Maria Korolov is editor and publisher of Hypergrid Business. She has been a journalist for more than twenty years and has worked for the Chicago Tribune, Reuters, and Computerworld and has reported from over a dozen countries, including Russia and China.

  • If this discussed Hypergrid 2.0 functionality is implemented as part of the default OpenSim code base and works with people’s existing viewers then we will be happy to adopt it on Kitely as well.

  • WhiteStar Magic

    This is where “Export Flagging” would be useful.  

    If Export = YES then object/asset can go HG, be exported XML, saved in OAR /IAR.
    If Export = NO, no transfer to HG, No IAR/OAR or viewer XML exports.

    too simple ?

  • I would be very interested to see how this proposed interoperability would work with very large systems that pull binary data out of the database and store in the file system.  Knowing the asset UUID’s it is possible to harvest those assets without even using a client…  How are permissions preserved in this case?

    • At the end of the day, the permission system is another kind of DRM (Digital Rights Management). And, so far, no DRM system has been able to protect content against determined hackers.

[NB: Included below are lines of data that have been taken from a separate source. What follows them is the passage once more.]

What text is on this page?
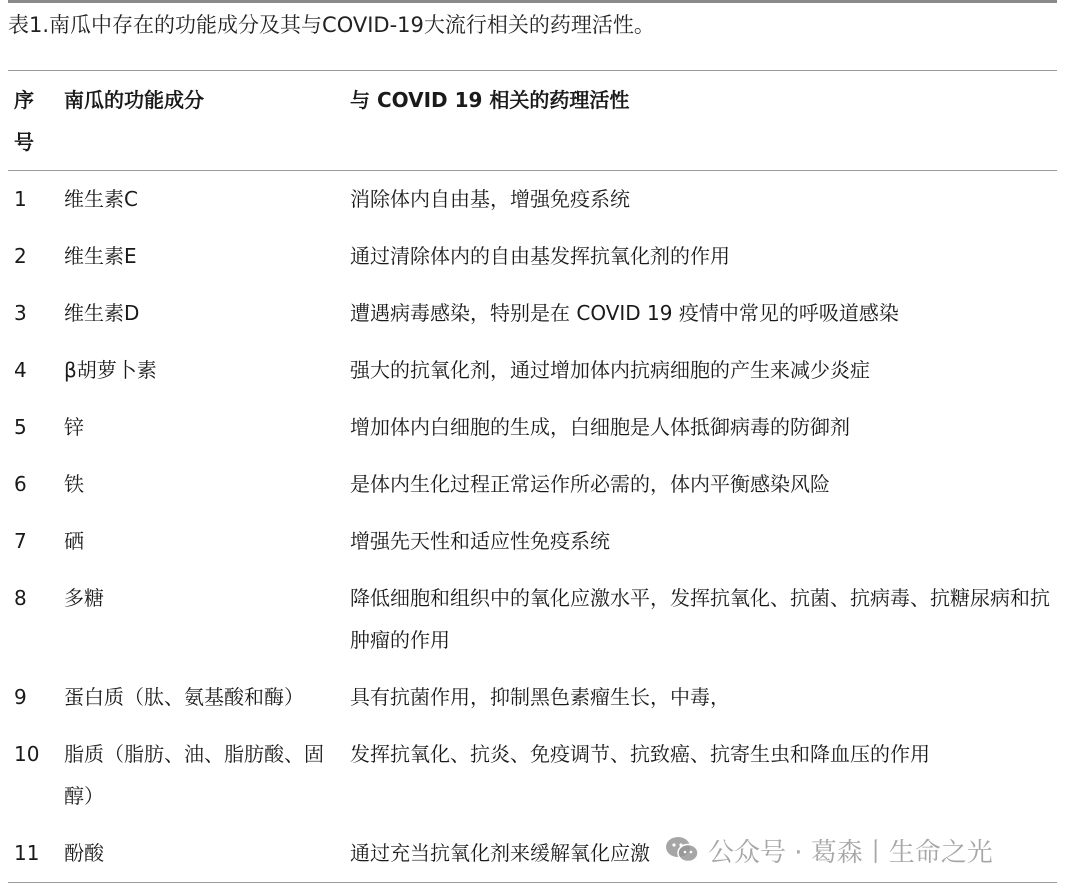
表1.南瓜中存在的功能成分及其与COVID-19大流行相关的药理活性。
序号	南瓜的功能成分	与 COVID 19 相关的药理活性
1	维生素C	消除体内自由基，增强免疫系统
2	维生素E	通过清除体内的自由基发挥抗氧化剂的作用
3	维生素D	遭遇病毒感染，特别是在 COVID 19 疫情中常见的呼吸道感染
4	β胡萝卜素	强大的抗氧化剂，通过增加体内抗病细胞的产生来减少炎症
5	锌	增加体内白细胞的生成，白细胞是人体抵御病毒的防御剂
6	铁	是体内生化过程正常运作所必需的，体内平衡感染风险
7	硒	增强先天性和适应性免疫系统
8	多糖	降低细胞和组织中的氧化应激水平，发挥抗氧化、抗菌、抗病毒、抗糖尿病和抗肿瘤的作用
9	蛋白质（肽、氨基酸和酶）	具有抗菌作用，抑制黑色素瘤生长，中毒，
10	脂质（脂肪、油、脂肪酸、固醇）	发挥抗氧化、抗炎、免疫调节、抗致癌、抗寄生虫和降血压的作用
11	酚酸	通过充当抗氧化剂来缓解氧化应激 公众号 · 葛森丨生命之光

Movies, music, software, you name it — it gets cracked almost before it’s released. (Sometimes, in fact, before it’s released.)

      Where DRM plays a role is in keeping honest users honest. 

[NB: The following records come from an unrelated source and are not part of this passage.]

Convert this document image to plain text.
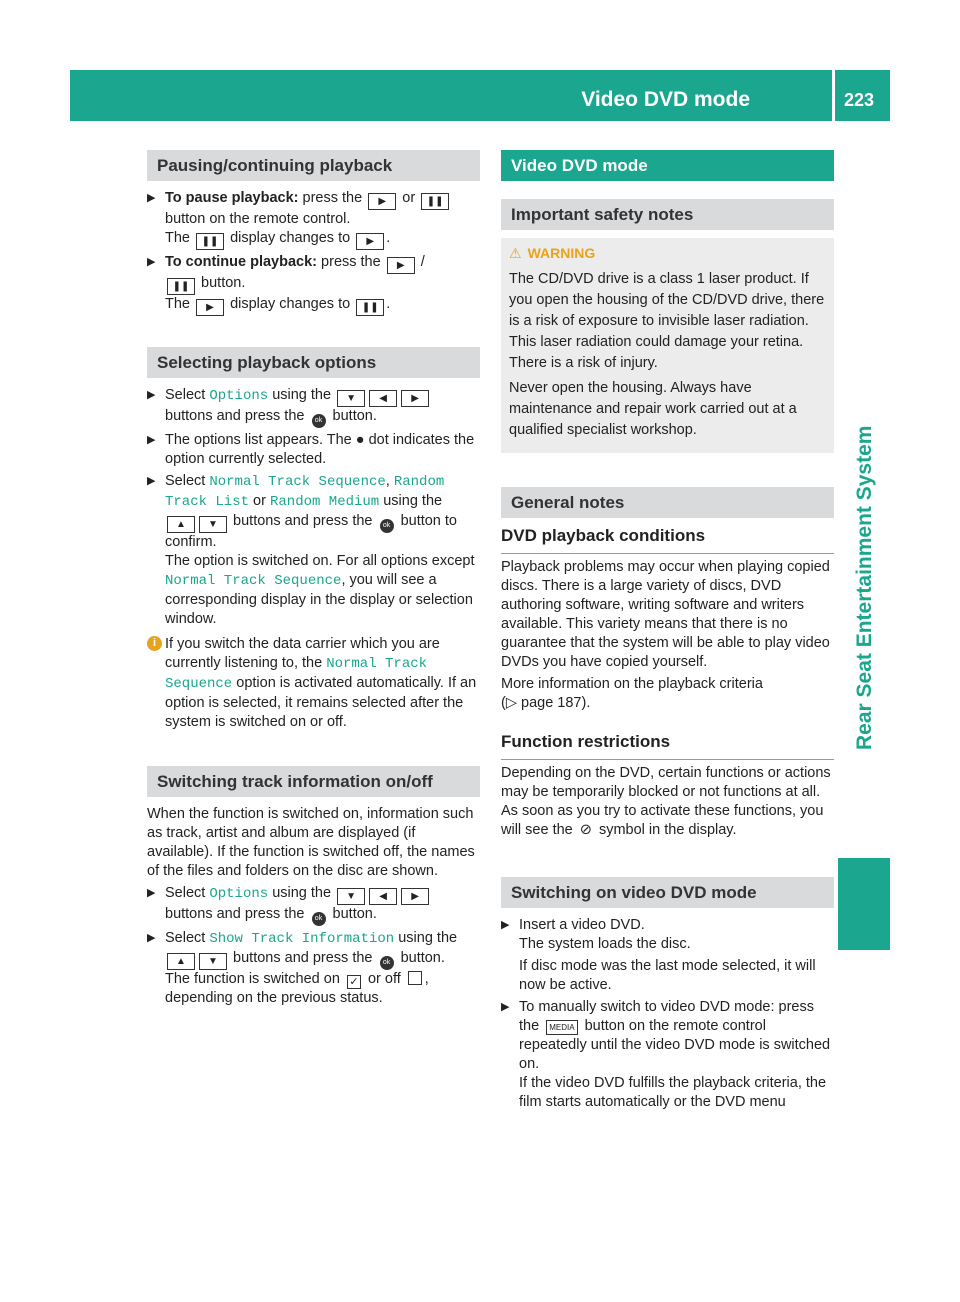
Video DVD mode	223
Rear Seat Entertainment System
Pausing/continuing playback
▶ To pause playback: press the ▶ or ❚❚
button on the remote control.
The ❚❚ display changes to ▶ .
▶ To continue playback: press the ▶ /
❚❚ button.
The ▶ display changes to ❚❚ .
Selecting playback options
▶ Select Options using the ▼ ◀ ▶
buttons and press the ok button.
▶ The options list appears. The ● dot indicates the option currently selected.
▶ Select Normal Track Sequence, Random
Track List or Random Medium using the
▲ ▼ buttons and press the ok button to confirm.
The option is switched on. For all options except Normal Track Sequence, you will see a corresponding display in the display or selection window.
i If you switch the data carrier which you are currently listening to, the Normal Track
Sequence option is activated automatically. If an option is selected, it remains selected after the system is switched on or off.
Switching track information on/off

When the function is switched on, information such as track, artist and album are displayed (if available). If the function is switched off, the names of the files and folders on the disc are shown.

▶ Select Options using the ▼ ◀ ▶
buttons and press the ok button.
▶ Select Show Track Information using the
▲ ▼ buttons and press the ok button.
The function is switched on ✓ or off ,
depending on the previous status.
Video DVD mode
Important safety notes
⚠ WARNING

The CD/DVD drive is a class 1 laser product. If you open the housing of the CD/DVD drive, there is a risk of exposure to invisible laser radiation. This laser radiation could damage your retina. There is a risk of injury.

Never open the housing. Always have maintenance and repair work carried out at a qualified specialist workshop.

General notes
DVD playback conditions

Playback problems may occur when playing copied discs. There is a large variety of discs, DVD authoring software, writing software and writers available. This variety means that there is no guarantee that the system will be able to play video DVDs you have copied yourself.

More information on the playback criteria
(▷ page 187).

Function restrictions

Depending on the DVD, certain functions or actions may be temporarily blocked or not functions at all. As soon as you try to activate these functions, you will see the ⊘ symbol in the display.

Switching on video DVD mode
▶ Insert a video DVD.
The system loads the disc.

If disc mode was the last mode selected, it will now be active.

▶ To manually switch to video DVD mode: press the MEDIA button on the remote control repeatedly until the video DVD mode is switched on.
If the video DVD fulfills the playback criteria, the film starts automatically or the DVD menu
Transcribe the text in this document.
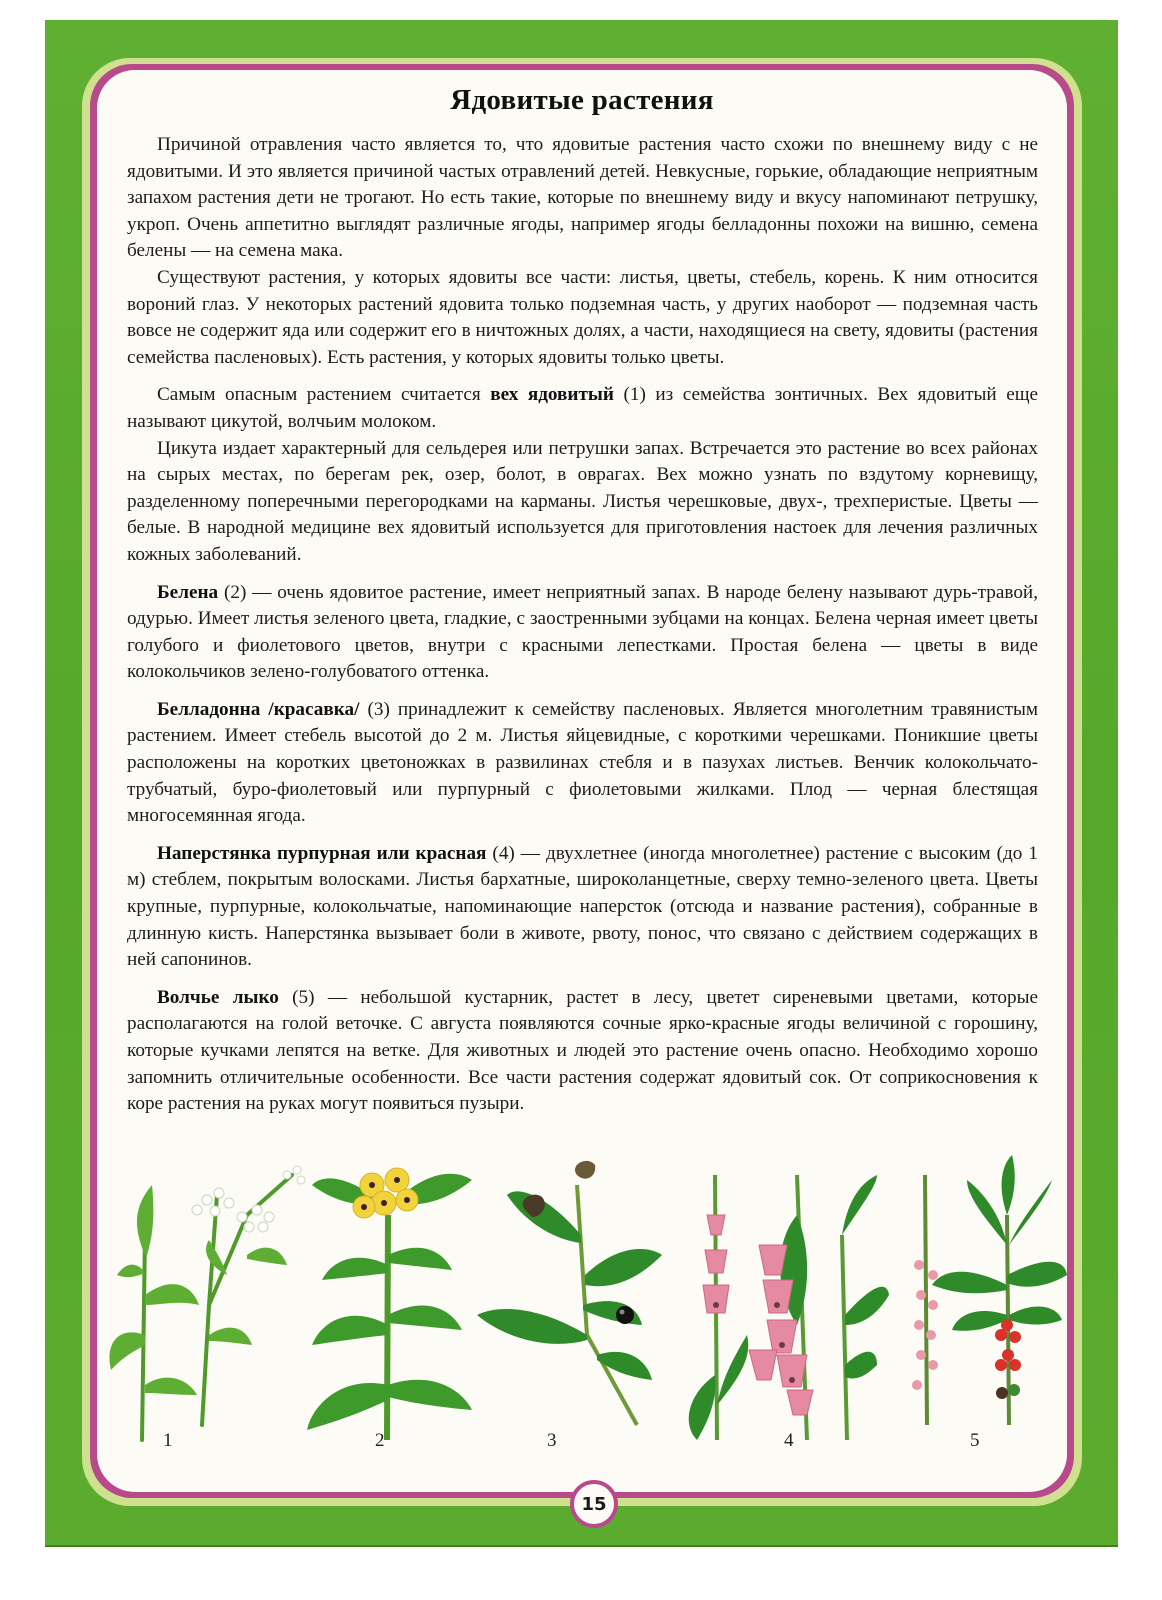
Ядовитые растения

Причиной отравления часто является то, что ядовитые растения часто схожи по внешнему виду с не ядовитыми. И это является причиной частых отравлений детей. Невкусные, горькие, обладающие неприятным запахом растения дети не трогают. Но есть такие, которые по внешнему виду и вкусу напоминают петрушку, укроп. Очень аппетитно выглядят различные ягоды, например ягоды белладонны похожи на вишню, семена белены — на семена мака.

Существуют растения, у которых ядовиты все части: листья, цветы, стебель, корень. К ним относится вороний глаз. У некоторых растений ядовита только подземная часть, у других наоборот — подземная часть вовсе не содержит яда или содержит его в ничтожных долях, а части, находящиеся на свету, ядовиты (растения семейства пасленовых). Есть растения, у которых ядовиты только цветы.

Самым опасным растением считается вех ядовитый (1) из семейства зонтичных. Вех ядовитый еще называют цикутой, волчьим молоком.

Цикута издает характерный для сельдерея или петрушки запах. Встречается это растение во всех районах на сырых местах, по берегам рек, озер, болот, в оврагах. Вех можно узнать по вздутому корневищу, разделенному поперечными перегородками на карманы. Листья черешковые, двух-, трехперистые. Цветы — белые. В народной медицине вех ядовитый используется для приготовления настоек для лечения различных кожных заболеваний.

Белена (2) — очень ядовитое растение, имеет неприятный запах. В народе белену называют дурь-травой, одурью. Имеет листья зеленого цвета, гладкие, с заостренными зубцами на концах. Белена черная имеет цветы голубого и фиолетового цветов, внутри с красными лепестками. Простая белена — цветы в виде колокольчиков зелено-голубоватого оттенка.

Белладонна /красавка/ (3) принадлежит к семейству пасленовых. Является многолетним травянистым растением. Имеет стебель высотой до 2 м. Листья яйцевидные, с короткими черешками. Поникшие цветы расположены на коротких цветоножках в развилинах стебля и в пазухах листьев. Венчик колокольчато-трубчатый, буро-фиолетовый или пурпурный с фиолетовыми жилками. Плод — черная блестящая многосемянная ягода.

Наперстянка пурпурная или красная (4) — двухлетнее (иногда многолетнее) растение с высоким (до 1 м) стеблем, покрытым волосками. Листья бархатные, широколанцетные, сверху темно-зеленого цвета. Цветы крупные, пурпурные, колокольчатые, напоминающие наперсток (отсюда и название растения), собранные в длинную кисть. Наперстянка вызывает боли в животе, рвоту, понос, что связано с действием содержащих в ней сапонинов.

Волчье лыко (5) — небольшой кустарник, растет в лесу, цветет сиреневыми цветами, которые располагаются на голой веточке. С августа появляются сочные ярко-красные ягоды величиной с горошину, которые кучками лепятся на ветке. Для животных и людей это растение очень опасно. Необходимо хорошо запомнить отличительные особенности. Все части растения содержат ядовитый сок. От соприкосновения к коре растения на руках могут появиться пузыри.

1	2	3	4	5
15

      Some industries have started moving beyond DRM — iTunes, for example, sells DRM-free music these days, as does Amazon. The idea is that honest people are going to pay for their music anyway, and DRM just makes life less convenient for these paying customers, while doing little to stop the hackers. 

      What Hypergrid 2.0 will do is give grid owners and content creators more choices. 

      Previously, there were three choices — totally private (only insiders can log in, often hosted behind a school or company firewall), closed (public can create accounts, but no automatic OAR exports, no hypergrid, or self-connected regions) or open (OAR exports, hypergrid, etc..)

      Hypergrid 2.0 allows more options, allowing grids to set up content protection while also allowing travel and communication with other grids. Now that we have hypergrid groups and hypergrid instant messages and hypergrid friends, this communication will become increasingly important.

      • In addition to the respect for intellectual property rights, I am also very interested in maintaining operational security to resist hacking, theft of assets, and even some forms of griefing.  This is the main reason I have not allowed a hypergrid connection to the MOSES project.

  • Jayhre

    Christa rules …Just sayin’….

  • It’s good to know Crista and Melanie are working on HG2. I recall Melanie saying early last year she would be meeting Crista when she made a planned visit to the US to discuss HG2. Melanie said then Avination would open up to Hypergrid once they had the content security. I thought that would happen towards to end of 2011. That was wrong but it is good to learn they are aiming for this summer and I think it is now quite urgent with the growth of HG connected standalones and new start up grids looking to do business in a growing market. If it takes a semi-walled garden approach to make it happen then I can live with that.

    Avination probably needs to open up anyway since they have been loosing traffic and land. And yet they have some good solid services, quality content and top name vendors. It would be good to be able to travel to Avination with my avatar to socialize and do some shopping for items that, subject to permissions, I can bring away to use in OSgrid, Kitely or even on my own standalone.

    I still don’t know how they are going to make it work but I look forward to anything that works well enough to give confidence to more vendors to take a chance on Opensim and Hypergrid before LL makes it virtually impossible to use an SL compatible viewer to access both platforms.

    We know LL is out to kill OS off but I think there is a good chance that will back fire on them and Opensim will finally go it’s own way and still take a huge chunk of SL traffic with them.